IN 1227 King Henry III granted a Charter to the Bishop of Salisbury to hold a fair on the third Thursday of October every year.

It’s amazing that the fair is still running – although in a slightly different capacity to nearly 800 years ago.

There’s a bit more ‘Boom boom boom, now let me hear you say way-oh, way-oh’ now, and a bit less pox.

As a child I remember looking up at the teenagers in The Cage and wishing I was like them.
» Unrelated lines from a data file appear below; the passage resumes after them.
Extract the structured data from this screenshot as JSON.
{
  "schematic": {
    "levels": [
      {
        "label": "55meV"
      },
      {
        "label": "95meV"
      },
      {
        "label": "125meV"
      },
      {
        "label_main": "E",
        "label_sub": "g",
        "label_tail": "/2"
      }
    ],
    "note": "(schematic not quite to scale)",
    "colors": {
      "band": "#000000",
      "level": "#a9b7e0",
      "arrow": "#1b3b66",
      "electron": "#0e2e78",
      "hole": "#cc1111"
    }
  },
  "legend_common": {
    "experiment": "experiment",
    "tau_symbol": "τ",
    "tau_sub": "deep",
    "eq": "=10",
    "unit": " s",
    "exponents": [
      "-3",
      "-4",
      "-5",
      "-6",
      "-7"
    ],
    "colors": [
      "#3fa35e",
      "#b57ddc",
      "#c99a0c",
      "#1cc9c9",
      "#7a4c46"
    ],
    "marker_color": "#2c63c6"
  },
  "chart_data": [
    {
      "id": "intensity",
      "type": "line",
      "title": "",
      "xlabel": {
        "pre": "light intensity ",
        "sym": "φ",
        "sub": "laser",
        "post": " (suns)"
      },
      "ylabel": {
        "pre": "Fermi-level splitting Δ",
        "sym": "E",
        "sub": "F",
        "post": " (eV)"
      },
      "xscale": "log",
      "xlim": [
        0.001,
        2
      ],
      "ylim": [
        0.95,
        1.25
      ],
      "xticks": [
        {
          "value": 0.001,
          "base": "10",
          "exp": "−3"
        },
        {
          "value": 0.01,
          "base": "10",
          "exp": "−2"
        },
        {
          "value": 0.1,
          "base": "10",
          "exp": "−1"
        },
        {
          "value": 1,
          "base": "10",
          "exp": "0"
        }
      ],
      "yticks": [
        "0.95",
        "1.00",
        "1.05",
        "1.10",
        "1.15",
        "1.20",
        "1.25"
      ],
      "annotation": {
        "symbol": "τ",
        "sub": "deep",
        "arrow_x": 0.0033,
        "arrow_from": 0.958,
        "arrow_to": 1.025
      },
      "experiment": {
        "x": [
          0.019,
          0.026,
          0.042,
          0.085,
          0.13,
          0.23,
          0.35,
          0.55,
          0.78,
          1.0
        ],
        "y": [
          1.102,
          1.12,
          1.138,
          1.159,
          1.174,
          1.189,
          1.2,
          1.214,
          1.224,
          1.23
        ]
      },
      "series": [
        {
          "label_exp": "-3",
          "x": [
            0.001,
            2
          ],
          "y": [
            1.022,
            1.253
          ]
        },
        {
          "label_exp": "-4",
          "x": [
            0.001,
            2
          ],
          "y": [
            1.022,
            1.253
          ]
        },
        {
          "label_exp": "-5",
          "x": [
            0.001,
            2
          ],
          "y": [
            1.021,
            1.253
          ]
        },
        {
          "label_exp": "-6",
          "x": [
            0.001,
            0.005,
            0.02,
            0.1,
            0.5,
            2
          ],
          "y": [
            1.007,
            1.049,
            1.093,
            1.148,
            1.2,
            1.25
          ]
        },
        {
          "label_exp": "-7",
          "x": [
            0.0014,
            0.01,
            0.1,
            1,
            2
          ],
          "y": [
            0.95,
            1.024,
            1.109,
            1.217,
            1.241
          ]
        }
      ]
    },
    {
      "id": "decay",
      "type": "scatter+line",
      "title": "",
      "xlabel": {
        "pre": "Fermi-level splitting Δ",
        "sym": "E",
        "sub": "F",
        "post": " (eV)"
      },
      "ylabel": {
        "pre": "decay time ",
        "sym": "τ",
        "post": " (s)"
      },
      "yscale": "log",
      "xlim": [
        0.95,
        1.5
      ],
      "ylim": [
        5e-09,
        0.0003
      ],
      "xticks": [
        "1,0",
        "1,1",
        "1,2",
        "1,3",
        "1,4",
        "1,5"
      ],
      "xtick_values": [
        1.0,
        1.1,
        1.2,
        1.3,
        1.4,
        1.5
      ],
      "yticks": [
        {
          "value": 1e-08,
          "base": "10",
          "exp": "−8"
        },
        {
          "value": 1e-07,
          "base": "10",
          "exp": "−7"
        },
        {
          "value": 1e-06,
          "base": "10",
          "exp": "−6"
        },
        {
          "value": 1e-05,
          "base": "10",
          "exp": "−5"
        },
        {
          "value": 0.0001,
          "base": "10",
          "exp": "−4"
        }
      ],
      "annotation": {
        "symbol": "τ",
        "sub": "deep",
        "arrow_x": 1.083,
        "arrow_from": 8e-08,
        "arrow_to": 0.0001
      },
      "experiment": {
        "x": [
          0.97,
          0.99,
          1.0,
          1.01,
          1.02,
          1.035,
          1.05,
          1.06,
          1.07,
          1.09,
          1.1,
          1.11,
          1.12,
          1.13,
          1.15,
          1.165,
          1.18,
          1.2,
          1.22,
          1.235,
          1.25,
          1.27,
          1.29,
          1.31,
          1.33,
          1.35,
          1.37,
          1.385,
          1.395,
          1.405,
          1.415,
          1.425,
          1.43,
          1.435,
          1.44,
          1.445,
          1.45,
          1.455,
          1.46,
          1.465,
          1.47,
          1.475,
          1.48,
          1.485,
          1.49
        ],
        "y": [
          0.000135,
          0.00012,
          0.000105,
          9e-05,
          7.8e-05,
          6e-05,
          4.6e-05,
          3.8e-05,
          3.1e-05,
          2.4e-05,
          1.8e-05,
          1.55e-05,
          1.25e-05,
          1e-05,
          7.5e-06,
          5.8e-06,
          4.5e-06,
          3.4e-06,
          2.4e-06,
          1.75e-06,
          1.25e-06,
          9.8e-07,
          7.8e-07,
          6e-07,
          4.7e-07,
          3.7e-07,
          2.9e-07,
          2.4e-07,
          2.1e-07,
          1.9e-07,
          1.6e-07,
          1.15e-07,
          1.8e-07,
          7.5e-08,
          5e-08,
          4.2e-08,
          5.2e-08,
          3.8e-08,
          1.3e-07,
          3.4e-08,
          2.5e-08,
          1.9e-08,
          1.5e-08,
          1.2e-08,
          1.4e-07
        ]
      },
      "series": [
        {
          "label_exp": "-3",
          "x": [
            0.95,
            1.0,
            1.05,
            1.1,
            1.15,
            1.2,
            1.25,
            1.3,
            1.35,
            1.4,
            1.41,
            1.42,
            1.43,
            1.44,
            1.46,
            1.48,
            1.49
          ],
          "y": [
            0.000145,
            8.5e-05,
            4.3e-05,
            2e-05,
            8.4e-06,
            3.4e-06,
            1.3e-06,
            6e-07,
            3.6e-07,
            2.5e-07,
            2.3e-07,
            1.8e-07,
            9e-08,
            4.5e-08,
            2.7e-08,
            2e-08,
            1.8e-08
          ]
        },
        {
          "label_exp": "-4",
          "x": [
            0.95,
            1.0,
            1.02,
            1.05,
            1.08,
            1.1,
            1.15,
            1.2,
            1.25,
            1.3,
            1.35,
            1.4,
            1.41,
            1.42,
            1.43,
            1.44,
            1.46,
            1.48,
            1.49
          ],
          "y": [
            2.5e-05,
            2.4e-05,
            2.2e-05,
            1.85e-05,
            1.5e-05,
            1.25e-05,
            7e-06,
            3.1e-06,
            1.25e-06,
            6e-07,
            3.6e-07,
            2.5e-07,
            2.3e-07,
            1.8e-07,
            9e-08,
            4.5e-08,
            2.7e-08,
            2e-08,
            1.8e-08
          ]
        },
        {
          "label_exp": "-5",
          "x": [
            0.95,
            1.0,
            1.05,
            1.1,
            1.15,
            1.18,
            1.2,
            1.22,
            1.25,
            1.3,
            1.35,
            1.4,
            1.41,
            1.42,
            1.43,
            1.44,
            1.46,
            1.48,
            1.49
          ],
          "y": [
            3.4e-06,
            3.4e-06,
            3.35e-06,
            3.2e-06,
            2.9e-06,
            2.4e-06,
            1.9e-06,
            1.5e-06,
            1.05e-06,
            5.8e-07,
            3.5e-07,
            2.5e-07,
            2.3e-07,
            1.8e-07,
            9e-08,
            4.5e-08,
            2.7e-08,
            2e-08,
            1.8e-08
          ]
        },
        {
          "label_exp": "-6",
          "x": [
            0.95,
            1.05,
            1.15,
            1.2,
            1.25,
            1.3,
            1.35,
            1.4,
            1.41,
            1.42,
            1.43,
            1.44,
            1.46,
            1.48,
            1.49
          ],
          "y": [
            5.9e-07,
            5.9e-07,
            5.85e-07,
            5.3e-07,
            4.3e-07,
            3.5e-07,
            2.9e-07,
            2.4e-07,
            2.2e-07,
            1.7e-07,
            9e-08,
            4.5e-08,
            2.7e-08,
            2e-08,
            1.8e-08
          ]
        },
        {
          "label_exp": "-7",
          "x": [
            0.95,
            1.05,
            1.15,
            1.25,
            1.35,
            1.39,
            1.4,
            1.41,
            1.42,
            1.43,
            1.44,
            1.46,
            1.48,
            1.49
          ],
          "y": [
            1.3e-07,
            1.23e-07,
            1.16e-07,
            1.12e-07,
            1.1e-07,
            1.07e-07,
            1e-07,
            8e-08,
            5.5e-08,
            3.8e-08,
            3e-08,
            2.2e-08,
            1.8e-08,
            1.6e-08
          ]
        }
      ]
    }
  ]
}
Then as a teen, when my friends and I stalked through the rides like Kiefer Sutherland and his gang in The Lost Boys.

I still like going as an adult, especially when seeing it through a child’s eyes.

My first job out of university was as a nanny and I took my ten, six and eight-year-old charges Jack, George and Charlie – and although I was only good for the dodgems by then as a past-it 22-year-old – they didn't seem to mind and I believe we had fun.

I can understand why some Salisbury folk are not fussed about the fair though.

It loses its appeal in the daytime, and what looks exciting, colourful and exotic as it flares in the dark is, in the cold light of day, as tacky and un-lovely as a Vegas showgirl’s boob-job scars.

But at night it’s a spectacle.

It’s not very often that the city is alive and glowing after 5pm, so it’s great that the fair kicks fire out of the smouldering embers of Salisbury’s night life on a cold autumn eve.

Plus neon on medieval stone as the leaves are turning and falling makes the city look weird and beautiful.

I bought a DSLR camera a while back and even took a photography course but haven’t used it enough, so would like to take a trip into town come nightfall, and use the lights and contrasts as good practice for playing around with shutter speeds and aperture.

Plus I get to eat one of those inexplicably radioactive-red toffee apples.